Damals präsentierte die FIFA den Videoschiedsrichter, der mithelfen sollte, fehlerhafte Entscheidungen der Spielleiter zu vermeiden. Seither ist das System in vielen Ligen im Einsatz, die Fans haben sich zumeist daran gewöhnt. Angesichts dieses Erfolges hat sich der Fußball-Weltverband dazu entschlossen, weitere Schritte zu setzen.

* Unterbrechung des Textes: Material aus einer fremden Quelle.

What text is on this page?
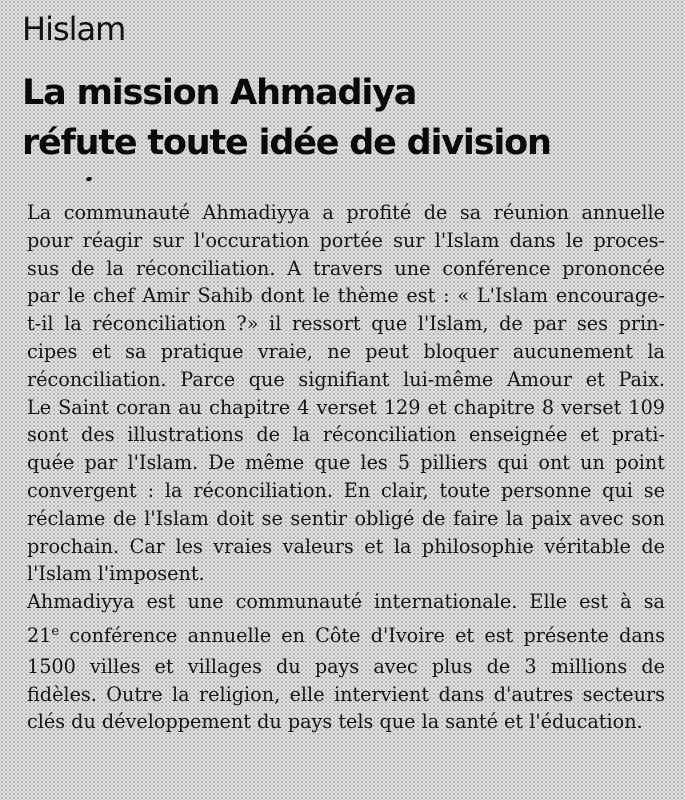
Hislam
La mission Ahmadiya
réfute toute idée de division
La communauté Ahmadiyya a profité de sa réunion annuelle
pour réagir sur l'occuration portée sur l'Islam dans le proces-
sus de la réconciliation. A travers une conférence prononcée
par le chef Amir Sahib dont le thème est : « L'Islam encourage-
t-il la réconciliation ?» il ressort que l'Islam, de par ses prin-
cipes et sa pratique vraie, ne peut bloquer aucunement la
réconciliation. Parce que signifiant lui-même Amour et Paix.
Le Saint coran au chapitre 4 verset 129 et chapitre 8 verset 109
sont des illustrations de la réconciliation enseignée et prati-
quée par l'Islam. De même que les 5 pilliers qui ont un point
convergent : la réconciliation. En clair, toute personne qui se
réclame de l'Islam doit se sentir obligé de faire la paix avec son
prochain. Car les vraies valeurs et la philosophie véritable de
l'Islam l'imposent.
Ahmadiyya est une communauté internationale. Elle est à sa
21e conférence annuelle en Côte d'Ivoire et est présente dans
1500 villes et villages du pays avec plus de 3 millions de
fidèles. Outre la religion, elle intervient dans d'autres secteurs
clés du développement du pays tels que la santé et l'éducation.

Die FIFA treibt die Innovationen voran
Der internationale Fußball hat sich längst zu einem wesentlichen Bereich der Unterhaltungsindustrie entwickelt. Hier treffen Sport und Unterhaltung in Perfektion aufeinander. Dieser Trend wird durch die Stars noch befördert. Diese haben die Sportseiten der Berichterstattung verlassen und sind zu Persönlichkeiten herangereift, die auch die Gesellschafts- und Modeseiten der Medien beherrschen. Angesichts der ungeheuren Summen, die im internationalen Fußball kursieren, ist es wenig verwunderlich, dass die Verantwortlichen der großen Ligen menschliches Versagen so weit wie möglich ausschließen möchten.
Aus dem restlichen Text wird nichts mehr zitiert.